Confession is nothing new. Most people have experienced the thrill of leaning in to whisper a secret. Telling a secret about someone else is easier than telling one about yourself. But once you tell a secret about yourself it gets easier. Ask anyone who's ever been to confession.

Look at Facebook. Americans post stuff on FB that nobody should be telling anyone let alone posting on the internet. We post personal stuff, bathroom stuff, drug confessions, weird obsessions, dirty deeds, secret desires. Americans want attention and will do anything to get it.

The memoir problem is this: Unless reading your book is going to change your readers' experience of themselves and the world, it isn't worth writing.
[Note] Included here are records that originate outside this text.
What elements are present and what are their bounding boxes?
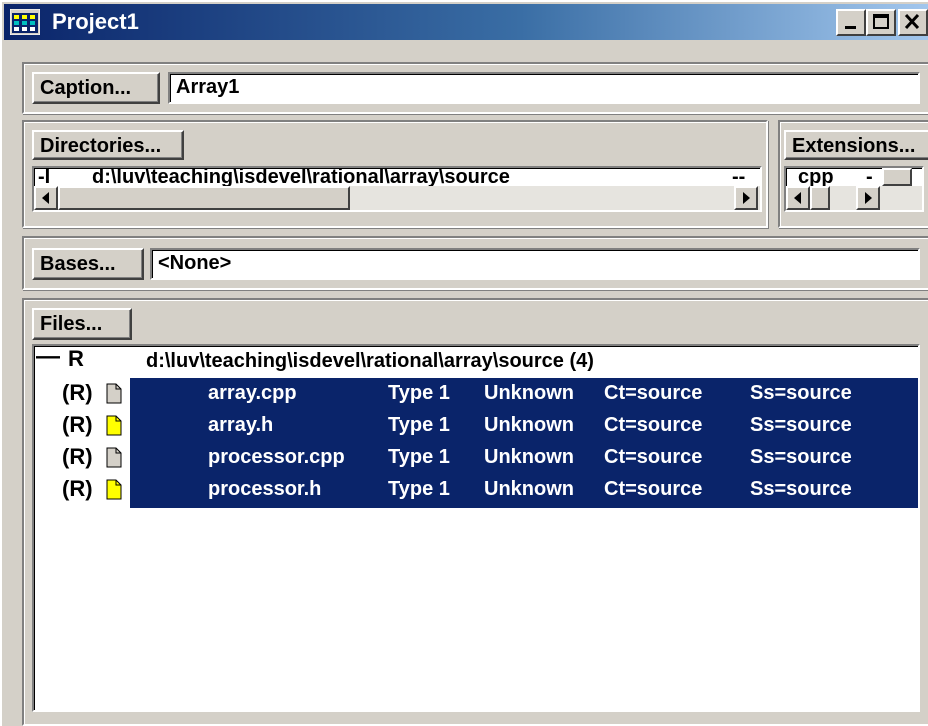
cpp-file-icon xyxy=(106,447,122,468)
ext-scroll-right-button[interactable] xyxy=(856,186,880,210)
file-row[interactable]: (R) processor.cpp Type 1 Unknown Ct=sour… xyxy=(34,442,918,474)
project-grid-icon[interactable] xyxy=(10,9,40,35)
maximize-icon xyxy=(873,14,889,29)
file-type: Type 1 xyxy=(388,382,450,404)
file-name: processor.h xyxy=(208,478,322,500)
file-status-mark: (R) xyxy=(62,380,93,405)
file-ct: Ct=source xyxy=(604,478,703,500)
extensions-vscroll-thumb[interactable] xyxy=(882,168,912,186)
file-type: Type 1 xyxy=(388,446,450,468)
directories-button-label: Directories... xyxy=(40,135,162,157)
close-icon xyxy=(904,13,920,30)
bases-button[interactable]: Bases... xyxy=(32,248,144,280)
arrow-left-icon xyxy=(42,192,49,204)
file-row[interactable]: (R) array.h Type 1 Unknown Ct=source Ss=… xyxy=(34,410,918,442)
close-button[interactable] xyxy=(898,9,928,36)
file-type: Type 1 xyxy=(388,478,450,500)
scroll-thumb[interactable] xyxy=(58,186,350,210)
directory-flag: -I xyxy=(38,166,51,186)
file-name: array.cpp xyxy=(208,382,297,404)
file-status: Unknown xyxy=(484,414,574,436)
directory-path: d:\luv\teaching\isdevel\rational\array\s… xyxy=(92,166,510,186)
file-status-mark: (R) xyxy=(62,412,93,437)
extensions-hscrollbar[interactable] xyxy=(786,186,922,210)
maximize-button[interactable] xyxy=(866,9,896,36)
file-row[interactable]: (R) array.cpp Type 1 Unknown Ct=source S… xyxy=(34,378,918,410)
file-status: Unknown xyxy=(484,478,574,500)
file-name: processor.cpp xyxy=(208,446,345,468)
files-tree[interactable]: — R d:\luv\teaching\isdevel\rational\arr… xyxy=(32,344,920,712)
directories-hscrollbar[interactable] xyxy=(34,186,760,210)
file-ss: Ss=source xyxy=(750,446,852,468)
file-ss: Ss=source xyxy=(750,478,852,500)
files-button[interactable]: Files... xyxy=(32,308,132,340)
extensions-button[interactable]: Extensions... xyxy=(784,130,928,160)
file-status-mark: (R) xyxy=(62,476,93,501)
collapse-toggle-icon[interactable]: — xyxy=(36,346,60,370)
arrow-right-icon xyxy=(743,192,750,204)
tree-root-label: d:\luv\teaching\isdevel\rational\array\s… xyxy=(146,350,594,372)
file-ct: Ct=source xyxy=(604,414,703,436)
ext-scroll-left-button[interactable] xyxy=(786,186,810,210)
caption-input[interactable]: Array1 xyxy=(168,72,920,104)
arrow-right-icon xyxy=(865,192,872,204)
caption-button[interactable]: Caption... xyxy=(32,72,160,104)
minimize-icon xyxy=(845,26,856,29)
bases-input[interactable]: <None> xyxy=(150,248,920,280)
file-row[interactable]: (R) processor.h Type 1 Unknown Ct=source… xyxy=(34,474,918,506)
arrow-left-icon xyxy=(794,192,801,204)
header-file-icon xyxy=(106,479,122,500)
scroll-left-button[interactable] xyxy=(34,186,58,210)
files-button-label: Files... xyxy=(40,313,103,335)
file-ss: Ss=source xyxy=(750,382,852,404)
directories-list[interactable]: -I d:\luv\teaching\isdevel\rational\arra… xyxy=(32,166,762,212)
file-name: array.h xyxy=(208,414,274,436)
tree-root-mark: R xyxy=(68,346,84,371)
file-status-mark: (R) xyxy=(62,444,93,469)
scroll-right-button[interactable] xyxy=(734,186,758,210)
directory-tail: -- xyxy=(732,166,746,186)
bases-button-label: Bases... xyxy=(40,253,116,275)
caption-button-label: Caption... xyxy=(40,77,132,99)
extensions-button-label: Extensions... xyxy=(792,135,916,157)
file-status: Unknown xyxy=(484,446,574,468)
file-ct: Ct=source xyxy=(604,382,703,404)
directories-button[interactable]: Directories... xyxy=(32,130,184,160)
file-type: Type 1 xyxy=(388,414,450,436)
ext-scroll-thumb[interactable] xyxy=(810,186,830,210)
window-title: Project1 xyxy=(52,9,139,34)
file-ct: Ct=source xyxy=(604,446,703,468)
minimize-button[interactable] xyxy=(836,9,866,36)
cpp-file-icon xyxy=(106,383,122,404)
header-file-icon xyxy=(106,415,122,436)
directories-list-row[interactable]: -I d:\luv\teaching\isdevel\rational\arra… xyxy=(38,166,758,186)
title-bar[interactable]: Project1 xyxy=(4,4,928,40)
file-status: Unknown xyxy=(484,382,574,404)
extensions-list[interactable]: cpp - xyxy=(784,166,924,212)
file-ss: Ss=source xyxy=(750,414,852,436)
tree-root-row[interactable]: — R d:\luv\teaching\isdevel\rational\arr… xyxy=(34,346,918,376)
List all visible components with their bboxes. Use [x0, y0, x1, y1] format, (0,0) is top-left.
If what you're going to tell me is that your kids were born with some kind of problem, that's not a book in itself. Your parents weren't nice to you? Not a book. Your parents suffered from dementia, then died? Not a book. Any of these could be great books in the hands of a skillful writer, but just having those things happen to you is not worth a book. We've all suffered. In almost every family, there is one crazy person. Some families are blessed with several. Ask yourself if your book is going to change the world.

Good books are written from a deep connection to the life of the imagination and a serious attention to craft. They also tell a good story. One question worth asking is whether your life is really a good story or a series of happenings. Did you make anything happen or did stuff happen to you? In a good story, the characters set something in motion; they act on the world and on each other. There are twists and turns. Unexpected events. Many of the memoirs that are submitted for publication lack these qualities.

We continue to publish a couple each year that we feel fall really resonate. This fall it's Paul Cummins, Confessions of a Headmaster about the founding of Crossroads School. When Paul explains to one parent that he can't give his daughter weed to sell at school, the dad argues that he wants his daughter to have quality weed. Paul reminds him that it's illegal and George Carlin kindly agrees that no weed at school is probably best. It's a book about a subject that concerns parents in urban areas, why public schools for the most part no longer provide our kids with a good education. I don't expect the Europeans to buy it, but I'm interested in personal stories that resonate out into the larger world.

I love good memoirs and so does the American reading public. Think about yours before you write it. Writing a book takes a long time. Make sure you've got a great story that's going to blow your readers' skirts up.

Kate Gale is the author of the memoir, On the Eighth Day God Created Horses about growing up in a brutal Christian cult in Southern New Hampshire until she was eighteen. It is making the rounds of New York publishing houses. The last line of the book is, "If you cannot be a hero in your own life, whose life are you waiting for?"